Put yourself in the reader’s position. Suppose your boss has 10 employees who report to her. She is receiving reports from all of them. However, each one uses their own personal style. Thus, one employee may use M to indicate a mean (average), another might use AVE, another uses a little-m, x with a bar on top (x̄) is used by another, the Greek symbol mu (μ) might be used, and finally one hapless employee might use and mean looking emoji. Except for the emoji all of these ways might be acceptable, but in statistics they can also mean slightly different things. Thus, there are too many ways to communicate the same thing and the reader needs to take the time to decode the writer’s own personal style.
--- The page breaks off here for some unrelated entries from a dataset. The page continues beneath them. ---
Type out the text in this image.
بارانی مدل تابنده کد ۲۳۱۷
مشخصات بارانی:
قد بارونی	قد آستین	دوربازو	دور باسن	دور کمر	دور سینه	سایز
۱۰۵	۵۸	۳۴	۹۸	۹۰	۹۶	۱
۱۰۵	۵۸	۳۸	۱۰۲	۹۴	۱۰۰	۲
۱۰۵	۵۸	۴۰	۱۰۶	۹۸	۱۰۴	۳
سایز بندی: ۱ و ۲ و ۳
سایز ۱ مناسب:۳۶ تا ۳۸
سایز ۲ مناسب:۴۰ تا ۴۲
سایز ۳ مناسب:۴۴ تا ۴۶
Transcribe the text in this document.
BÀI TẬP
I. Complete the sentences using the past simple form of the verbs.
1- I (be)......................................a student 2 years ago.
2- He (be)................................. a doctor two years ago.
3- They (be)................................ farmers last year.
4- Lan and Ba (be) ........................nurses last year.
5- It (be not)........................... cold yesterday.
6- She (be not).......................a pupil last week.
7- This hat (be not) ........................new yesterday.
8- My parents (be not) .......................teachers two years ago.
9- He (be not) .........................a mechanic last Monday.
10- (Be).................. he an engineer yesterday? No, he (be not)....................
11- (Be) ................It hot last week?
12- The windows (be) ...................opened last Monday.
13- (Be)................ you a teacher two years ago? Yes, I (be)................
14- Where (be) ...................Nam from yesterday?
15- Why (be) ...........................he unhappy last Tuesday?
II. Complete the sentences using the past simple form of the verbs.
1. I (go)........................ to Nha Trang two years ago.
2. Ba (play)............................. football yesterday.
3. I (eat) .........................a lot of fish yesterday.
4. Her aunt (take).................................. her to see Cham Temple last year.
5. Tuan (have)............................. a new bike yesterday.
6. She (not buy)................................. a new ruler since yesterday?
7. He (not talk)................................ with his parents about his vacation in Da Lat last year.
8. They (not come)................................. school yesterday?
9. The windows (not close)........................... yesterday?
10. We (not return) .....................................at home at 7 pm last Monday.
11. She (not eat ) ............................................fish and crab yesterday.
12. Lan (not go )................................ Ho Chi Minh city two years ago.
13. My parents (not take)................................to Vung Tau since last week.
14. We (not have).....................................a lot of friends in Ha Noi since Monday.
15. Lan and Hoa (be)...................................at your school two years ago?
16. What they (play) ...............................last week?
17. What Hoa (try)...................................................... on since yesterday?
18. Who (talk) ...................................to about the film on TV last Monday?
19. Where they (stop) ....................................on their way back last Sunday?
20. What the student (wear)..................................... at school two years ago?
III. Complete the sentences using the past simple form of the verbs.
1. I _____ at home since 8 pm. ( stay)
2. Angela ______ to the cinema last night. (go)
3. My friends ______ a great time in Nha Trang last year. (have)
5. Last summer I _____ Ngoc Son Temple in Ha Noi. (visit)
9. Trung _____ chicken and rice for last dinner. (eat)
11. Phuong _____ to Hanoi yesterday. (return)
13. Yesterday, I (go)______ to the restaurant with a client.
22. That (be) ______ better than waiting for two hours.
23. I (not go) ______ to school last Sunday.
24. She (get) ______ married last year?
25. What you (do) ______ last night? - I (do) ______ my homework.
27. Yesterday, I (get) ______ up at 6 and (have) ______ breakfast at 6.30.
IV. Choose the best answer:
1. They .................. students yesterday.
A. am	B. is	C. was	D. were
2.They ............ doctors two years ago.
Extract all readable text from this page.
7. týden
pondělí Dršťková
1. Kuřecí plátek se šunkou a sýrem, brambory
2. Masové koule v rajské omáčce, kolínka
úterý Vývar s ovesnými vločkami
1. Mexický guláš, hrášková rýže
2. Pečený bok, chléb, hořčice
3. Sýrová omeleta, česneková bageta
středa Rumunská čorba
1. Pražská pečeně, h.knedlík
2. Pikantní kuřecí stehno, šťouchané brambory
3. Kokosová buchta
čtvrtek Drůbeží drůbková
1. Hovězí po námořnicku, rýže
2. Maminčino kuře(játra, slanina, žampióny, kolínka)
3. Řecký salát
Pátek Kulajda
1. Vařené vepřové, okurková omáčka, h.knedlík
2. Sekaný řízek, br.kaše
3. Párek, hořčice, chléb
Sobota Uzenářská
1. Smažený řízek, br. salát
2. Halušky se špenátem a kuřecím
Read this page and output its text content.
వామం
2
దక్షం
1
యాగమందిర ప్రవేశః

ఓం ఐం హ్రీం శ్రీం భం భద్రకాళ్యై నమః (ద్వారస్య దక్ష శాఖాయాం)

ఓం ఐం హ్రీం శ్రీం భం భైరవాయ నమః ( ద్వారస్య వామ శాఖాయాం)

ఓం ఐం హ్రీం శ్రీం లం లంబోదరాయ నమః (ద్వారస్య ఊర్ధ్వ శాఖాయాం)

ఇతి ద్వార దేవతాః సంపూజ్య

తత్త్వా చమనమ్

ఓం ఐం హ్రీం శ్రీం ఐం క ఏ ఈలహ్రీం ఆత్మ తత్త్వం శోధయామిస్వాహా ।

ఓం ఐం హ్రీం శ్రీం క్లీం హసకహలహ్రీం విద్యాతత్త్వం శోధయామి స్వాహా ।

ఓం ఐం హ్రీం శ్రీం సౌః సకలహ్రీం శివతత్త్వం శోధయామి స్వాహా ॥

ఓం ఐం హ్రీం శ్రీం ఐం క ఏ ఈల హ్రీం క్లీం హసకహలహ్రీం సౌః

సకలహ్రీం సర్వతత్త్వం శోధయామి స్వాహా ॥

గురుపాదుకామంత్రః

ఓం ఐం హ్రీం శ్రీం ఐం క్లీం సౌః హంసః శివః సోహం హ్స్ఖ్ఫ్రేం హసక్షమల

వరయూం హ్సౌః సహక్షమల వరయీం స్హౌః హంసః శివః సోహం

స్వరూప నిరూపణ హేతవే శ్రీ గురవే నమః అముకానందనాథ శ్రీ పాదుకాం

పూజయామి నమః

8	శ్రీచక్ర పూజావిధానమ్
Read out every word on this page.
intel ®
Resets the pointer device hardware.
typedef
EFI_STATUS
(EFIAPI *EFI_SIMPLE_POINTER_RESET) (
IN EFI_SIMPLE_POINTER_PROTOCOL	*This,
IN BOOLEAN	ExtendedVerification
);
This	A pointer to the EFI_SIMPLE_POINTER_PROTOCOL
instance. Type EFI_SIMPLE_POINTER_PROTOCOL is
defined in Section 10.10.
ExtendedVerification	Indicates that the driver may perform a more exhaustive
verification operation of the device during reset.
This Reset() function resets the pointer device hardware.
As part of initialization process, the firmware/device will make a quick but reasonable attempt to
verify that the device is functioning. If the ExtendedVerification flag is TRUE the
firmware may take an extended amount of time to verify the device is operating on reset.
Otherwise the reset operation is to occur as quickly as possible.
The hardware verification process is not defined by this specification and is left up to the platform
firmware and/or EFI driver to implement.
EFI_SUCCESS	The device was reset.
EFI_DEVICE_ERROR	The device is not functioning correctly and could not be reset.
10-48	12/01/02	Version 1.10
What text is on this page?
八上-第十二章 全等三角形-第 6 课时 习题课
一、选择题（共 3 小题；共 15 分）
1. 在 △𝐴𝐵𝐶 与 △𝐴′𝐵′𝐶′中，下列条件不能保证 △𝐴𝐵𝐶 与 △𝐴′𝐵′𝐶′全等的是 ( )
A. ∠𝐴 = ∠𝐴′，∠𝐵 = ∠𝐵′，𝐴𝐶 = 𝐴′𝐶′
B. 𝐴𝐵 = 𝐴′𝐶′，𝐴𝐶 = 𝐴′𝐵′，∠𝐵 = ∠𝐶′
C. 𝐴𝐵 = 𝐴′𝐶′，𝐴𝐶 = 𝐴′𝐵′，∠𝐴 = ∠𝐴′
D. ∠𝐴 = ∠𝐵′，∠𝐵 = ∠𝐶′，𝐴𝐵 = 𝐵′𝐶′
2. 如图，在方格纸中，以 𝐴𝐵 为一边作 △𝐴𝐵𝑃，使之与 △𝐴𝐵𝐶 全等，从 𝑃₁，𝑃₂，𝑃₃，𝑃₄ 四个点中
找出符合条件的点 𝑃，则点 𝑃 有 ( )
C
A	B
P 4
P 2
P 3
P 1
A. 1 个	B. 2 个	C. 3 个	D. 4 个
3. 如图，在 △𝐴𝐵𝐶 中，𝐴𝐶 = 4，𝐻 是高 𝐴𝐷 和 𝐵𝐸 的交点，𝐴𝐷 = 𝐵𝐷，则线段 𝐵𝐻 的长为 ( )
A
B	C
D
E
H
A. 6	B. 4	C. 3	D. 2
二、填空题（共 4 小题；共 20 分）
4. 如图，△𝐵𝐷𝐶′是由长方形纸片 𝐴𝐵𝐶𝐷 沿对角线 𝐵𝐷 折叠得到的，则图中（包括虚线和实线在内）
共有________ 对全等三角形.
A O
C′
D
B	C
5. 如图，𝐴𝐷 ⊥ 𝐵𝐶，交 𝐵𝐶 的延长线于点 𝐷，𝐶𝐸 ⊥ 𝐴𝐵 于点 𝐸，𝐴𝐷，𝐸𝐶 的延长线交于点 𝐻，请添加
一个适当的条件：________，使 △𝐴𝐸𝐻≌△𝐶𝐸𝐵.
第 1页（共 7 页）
APA style sets up some basic rules to make it easier on the reader, ensuring consistency and a common understanding.

The best statistics professor I ever had was blind. He taught the class with minimal use of old-fashioned “overheads.” He mostly just talked. “Writing” out equations verbally. Why was this so good? He said that statistics is a language and that you had to learn that language.

Getting the right answer is only part of statistics. You have to report it. Even though some students may get the right answers when they try to communicate the information it quickly becomes apparent that they don’t have a clue as to what they did and what it means. Writing up statistical results takes a lot of practice. And it requires that you understand what you did.

A great way to learn how to write statistical results is to read a lot of statistical results. I know it is hard, but it gets easier with practice. Go to a journal that uses APA style. Read the results of many articles. After a while you will start to see a pattern. Imitation is generally a good first step. Try to imitate some of the writing. Follow their structure and mechanics. Use the symbols that they use. After a while it will make more sense and become second nature where you won’t need a script to follow.